Lakewood Public Schools Requiring Students to Use Clear Backpacks, Walk Through Metal Detectors

Following the arrests of two students who are accused of bringing a loaded handgun to an elementary school, the Lakewood (Ocean County) School District said new security measures will begin in the fall. Superintendent Laura Winters informed parents that students will be required to use transparent backpacks, which must be purchased as part of their school uniforms. Michael Inzelbuch, the district’s attorney, noted that all elementary schools in the district will be equipped with metal detectors by July 1. The district’s middle school and high school already have metal detectors installed. The district also purchased new handheld metal-detecting wands for use at its elementary schools. These enhanced security procedures come after police said that two students—a 9-year-old and 10-year-old—brought a loaded handgun to Oak Street Elementary School on June 5. The students, who face weapons charges, are accused of loading the gun on the bus and placing it in the older student’s backpack. Police stated that another student alerted school security.

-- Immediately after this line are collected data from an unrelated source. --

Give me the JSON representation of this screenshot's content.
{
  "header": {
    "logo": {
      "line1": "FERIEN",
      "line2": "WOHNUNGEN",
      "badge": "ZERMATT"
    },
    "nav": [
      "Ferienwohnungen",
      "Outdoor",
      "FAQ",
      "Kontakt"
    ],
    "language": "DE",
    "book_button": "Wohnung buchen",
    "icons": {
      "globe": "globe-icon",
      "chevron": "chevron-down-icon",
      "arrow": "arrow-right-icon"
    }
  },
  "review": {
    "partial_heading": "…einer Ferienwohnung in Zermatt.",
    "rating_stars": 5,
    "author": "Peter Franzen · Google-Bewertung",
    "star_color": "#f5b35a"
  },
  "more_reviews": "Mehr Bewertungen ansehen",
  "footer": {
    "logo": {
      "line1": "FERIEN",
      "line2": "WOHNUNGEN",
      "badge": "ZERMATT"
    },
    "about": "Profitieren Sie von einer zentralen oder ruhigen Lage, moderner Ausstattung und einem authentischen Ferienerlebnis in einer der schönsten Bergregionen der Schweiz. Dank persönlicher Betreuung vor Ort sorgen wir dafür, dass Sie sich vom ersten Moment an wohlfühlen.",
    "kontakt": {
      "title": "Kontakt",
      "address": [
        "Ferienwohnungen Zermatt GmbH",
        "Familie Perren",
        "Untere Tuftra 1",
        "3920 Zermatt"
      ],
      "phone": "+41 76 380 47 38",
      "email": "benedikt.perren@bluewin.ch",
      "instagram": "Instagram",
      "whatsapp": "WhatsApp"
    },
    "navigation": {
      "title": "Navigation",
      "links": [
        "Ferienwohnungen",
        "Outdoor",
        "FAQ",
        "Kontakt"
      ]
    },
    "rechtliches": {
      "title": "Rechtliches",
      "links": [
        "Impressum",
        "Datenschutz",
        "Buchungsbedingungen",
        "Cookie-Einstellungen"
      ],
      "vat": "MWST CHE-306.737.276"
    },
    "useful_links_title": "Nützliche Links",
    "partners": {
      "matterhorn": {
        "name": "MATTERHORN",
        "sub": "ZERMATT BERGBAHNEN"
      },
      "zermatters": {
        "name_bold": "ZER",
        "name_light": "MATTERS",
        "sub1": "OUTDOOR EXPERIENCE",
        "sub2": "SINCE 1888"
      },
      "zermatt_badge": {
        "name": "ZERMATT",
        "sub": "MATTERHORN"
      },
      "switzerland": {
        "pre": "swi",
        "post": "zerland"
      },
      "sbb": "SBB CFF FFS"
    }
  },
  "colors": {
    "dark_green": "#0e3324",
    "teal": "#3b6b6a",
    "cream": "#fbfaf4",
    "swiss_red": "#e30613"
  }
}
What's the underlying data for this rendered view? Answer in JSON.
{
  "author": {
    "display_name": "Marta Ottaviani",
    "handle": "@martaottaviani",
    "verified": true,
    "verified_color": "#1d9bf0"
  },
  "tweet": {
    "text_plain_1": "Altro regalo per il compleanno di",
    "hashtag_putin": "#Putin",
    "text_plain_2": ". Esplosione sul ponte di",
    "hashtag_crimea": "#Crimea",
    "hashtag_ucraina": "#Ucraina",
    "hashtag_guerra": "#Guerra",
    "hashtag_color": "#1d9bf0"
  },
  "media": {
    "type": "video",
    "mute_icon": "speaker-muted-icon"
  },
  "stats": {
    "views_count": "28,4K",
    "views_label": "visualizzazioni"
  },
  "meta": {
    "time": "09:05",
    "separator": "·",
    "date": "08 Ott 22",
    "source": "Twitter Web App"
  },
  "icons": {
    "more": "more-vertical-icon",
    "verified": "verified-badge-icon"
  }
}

Burlington County Allocates Funding to Strengthen Building Security at Public High Schools

Public high schools in Burlington County will have the opportunity to make security upgrades to their buildings with the assistance of county funds. During a news conference at Rancocas Valley Regional High School in Mount Holly on June 12, county officials announced that $20 million of its capital budget this year is being allocated to assisting schools looking to make their buildings more secure. Officials noted that the initiative is in response to the growing concern surrounding safety to students and staff following school shootings across the country, including an incident in February at a high school in Florida that resulted in 17 deaths. Freeholder Director Kate Gibbs said that the voluntary program requires districts to apply for grants and agree to a security evaluation by an architectural firm. All of the 21 public high schools in the county are eligible to apply. Gibbs said the money can be used for upgrades, including surveillance cameras, new entrance vestibules, scan card systems, metal detectors, entry buzzers, panic alarms, and portable screening devices.